Saturday, January 14, 2017

Crisis

How do I describe how I've been feeling lately? I feel like I've been in some intense, deep, dark "funk", so to speak. I'm not sure what else to call it. Compared to just the recent depression (meaning just the kind of overall affect it has on me after considering all the progress I've made in therapy), and compared to the other bouts/episodes of depression that when I sink lower than that general affect, this is much much worse. But at the same time, I have felt this awful before, so it's not worse than something I've felt in the past. Does any of this make sense?


It's been this way for a little over a week now. It seemed to start Thursday or so last week. As far as I can tell, nothing externally has triggered it. Most of the time, all I can think about it how much I want to hurt myself or end my life. I've been trying not to shut down, and I've still been trying to be around people and reach out to people, but you know...life happens. People are busy. I understand; this is why there is more than one person in my "support network". But that's not all that's happening. In addition to people being busy, I'm struggling to reach out in the first place, and even when I do, I tend to make light of what I'm feeling because I'm kind of afraid to let people know the truly dark things that have been going through my mind recently. So what happens then is that I feel alone. Like a gut wrenching, heart breaking feeling of being alone, and it kind of makes everything I'm feeling even worse.


Then therapy was canceled this week because roads were icy Wednesday morning and my therapist couldn't make it over the mountain. What a sucky week for that to happen.


I'm also back on overnights once a week, which is frustrating. It's not the managers' fault, they tried to get me off Night Audit, but one of the auditors quit. So last Friday was the first one I was scheduled off, and she quit on Saturday. UGH. I'm not mad AT my managers, but it's hard not to feel angry and frustrated about it.

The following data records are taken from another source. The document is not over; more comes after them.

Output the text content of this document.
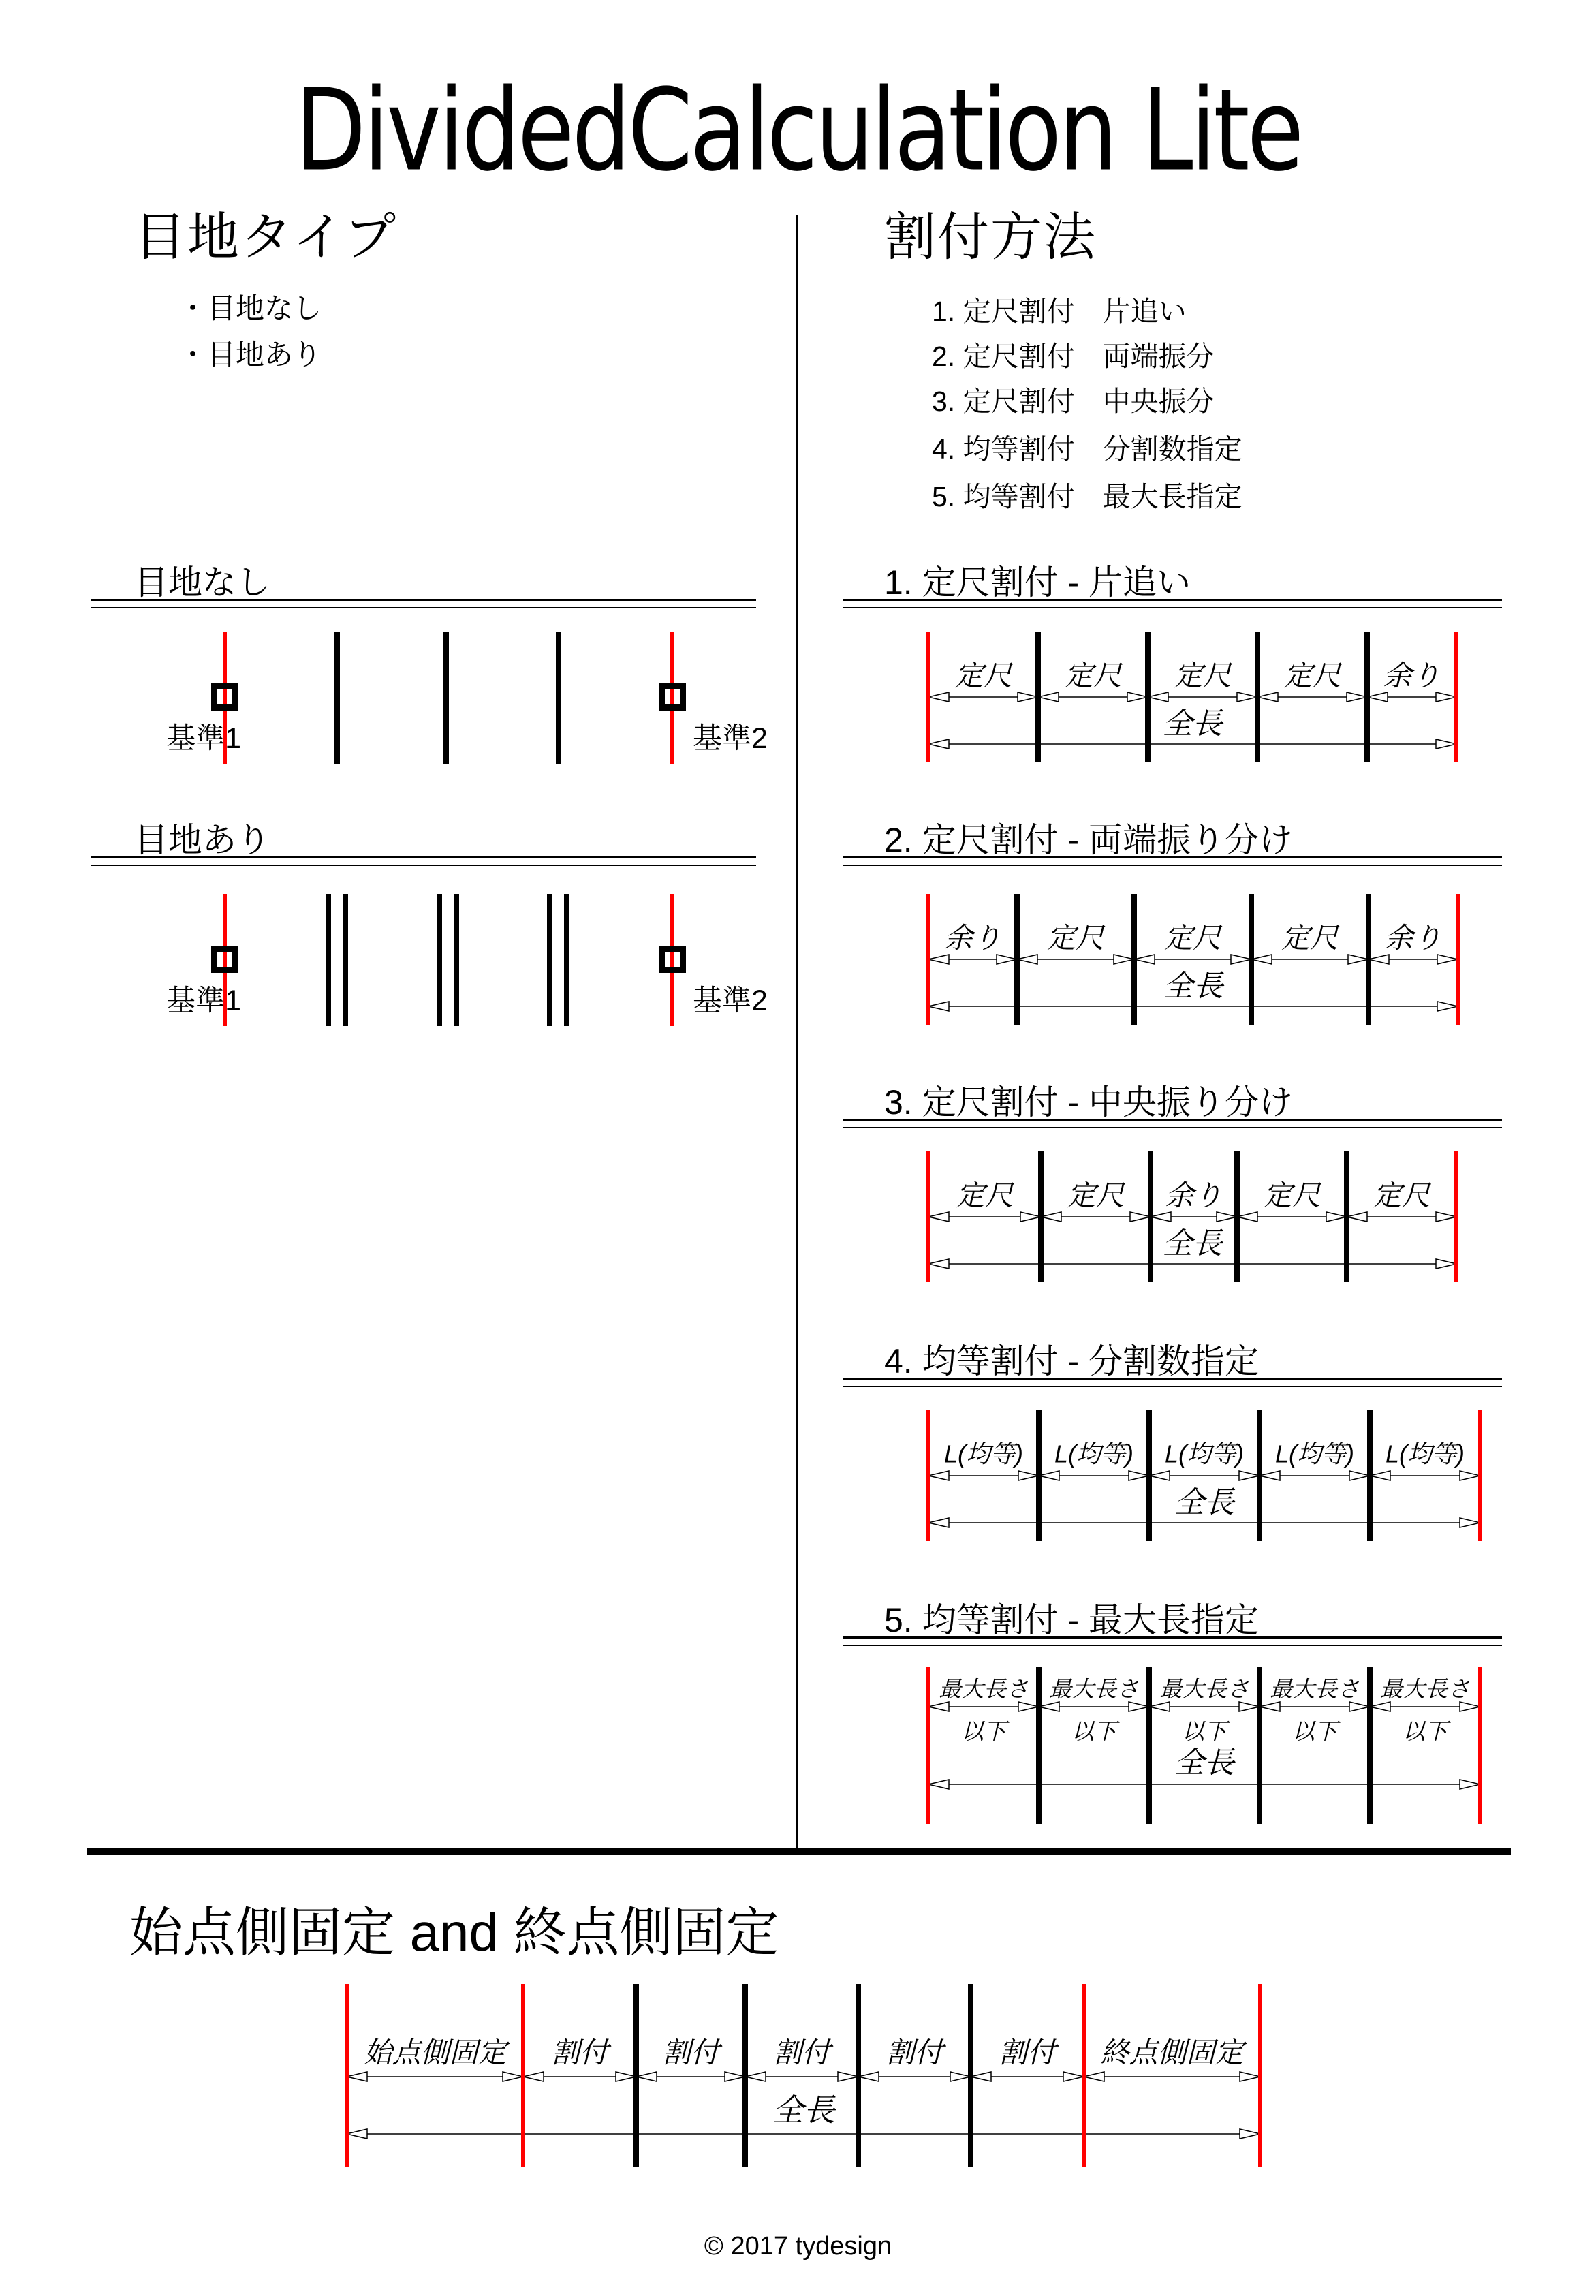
DividedCalculation Lite
目地タイプ
・目地なし
・目地あり
割付方法
1. 定尺割付　片追い
2. 定尺割付　両端振分
3. 定尺割付　中央振分
4. 均等割付　分割数指定
5. 均等割付　最大長指定
目地なし
目地あり
1. 定尺割付 - 片追い
2. 定尺割付 - 両端振り分け
3. 定尺割付 - 中央振り分け
4. 均等割付 - 分割数指定
5. 均等割付 - 最大長指定
始点側固定 and 終点側固定
© 2017 tydesign
基準1	基準2
基準1	基準2
定尺 定尺 定尺 定尺 余り
全長
余り 定尺 定尺 定尺 余り
全長
定尺 定尺 余り 定尺 定尺
全長
L(均等) L(均等) L(均等) L(均等) L(均等)
全長
最大長さ 最大長さ 最大長さ 最大長さ 最大長さ
以下	以下	以下	以下	以下
全長
始点側固定 割付 割付 割付 割付 割付 終点側固定
全長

These self-harm and suicidal parts have been so active, so loud, so relentless. They're beating and wearing me down. I don't have much energy. I'm hurting. I'm in pain. I'm so angry and discouraged and I feel completely hopeless. I recently got over a sinus infection, and as I was getting better (before this "funk" started), I stocked up on cold and sinus medicine cause I often get sick when I don't have a lot of extra cash to get medicine. I had a bunch of coupons so I stocked up on cough, cold, and sinus medicines and such. Now I'm seeing that probably wasn't the smartest idea. I should probably be smart/safe about it and have someone hold on to it. But, at the same time, it kind of makes me feel better to know it's nearby.

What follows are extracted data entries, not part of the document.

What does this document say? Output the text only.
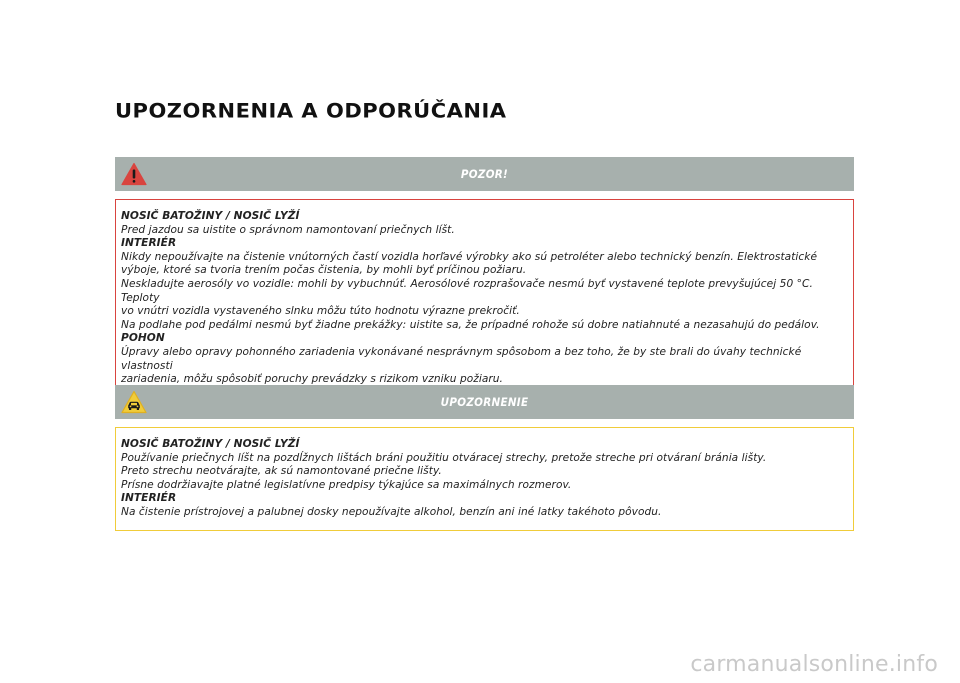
UPOZORNENIA A ODPORÚČANIA
POZOR!
NOSIČ BATOŽINY / NOSIČ LYŽÍ
Pred jazdou sa uistite o správnom namontovaní priečnych líšt.
INTERIÉR
Nikdy nepoužívajte na čistenie vnútorných častí vozidla horľavé výrobky ako sú petroléter alebo technický benzín. Elektrostatické
výboje, ktoré sa tvoria trením počas čistenia, by mohli byť príčinou požiaru.
Neskladujte aerosóly vo vozidle: mohli by vybuchnúť. Aerosólové rozprašovače nesmú byť vystavené teplote prevyšujúcej 50 °C. Teploty
vo vnútri vozidla vystaveného slnku môžu túto hodnotu výrazne prekročiť.
Na podlahe pod pedálmi nesmú byť žiadne prekážky: uistite sa, že prípadné rohože sú dobre natiahnuté a nezasahujú do pedálov.
POHON
Úpravy alebo opravy pohonného zariadenia vykonávané nesprávnym spôsobom a bez toho, že by ste brali do úvahy technické vlastnosti
zariadenia, môžu spôsobiť poruchy prevádzky s rizikom vzniku požiaru.
UPOZORNENIE
NOSIČ BATOŽINY / NOSIČ LYŽÍ
Používanie priečnych líšt na pozdĺžnych lištách bráni použitiu otváracej strechy, pretože streche pri otváraní bránia lišty.
Preto strechu neotvárajte, ak sú namontované priečne lišty.
Prísne dodržiavajte platné legislatívne predpisy týkajúce sa maximálnych rozmerov.
INTERIÉR
Na čistenie prístrojovej a palubnej dosky nepoužívajte alkohol, benzín ani iné latky takéhoto pôvodu.
carmanualsonline.info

Every single fiber of my being is fighting against me. Everything in my head is screaming at me to give up. Convincing me that nobody would notice, or care, if I weren't here. Convincing me that people would be so much better off without having the burden of my presence in their life. And for the past week, it's all I've been able to think about. I'm angry, frustrated, discouraged and I feel like there's no other way out of all of this. It feels unbearable. I don't have any energy to keep "holding on", trying to stay alive completely drains everything I have. I haven't been able to do a whole lot lately, and even when I do, I only have enough energy to go through the motions. I'm desperate for relief and there doesn't seem to be any other way to get it.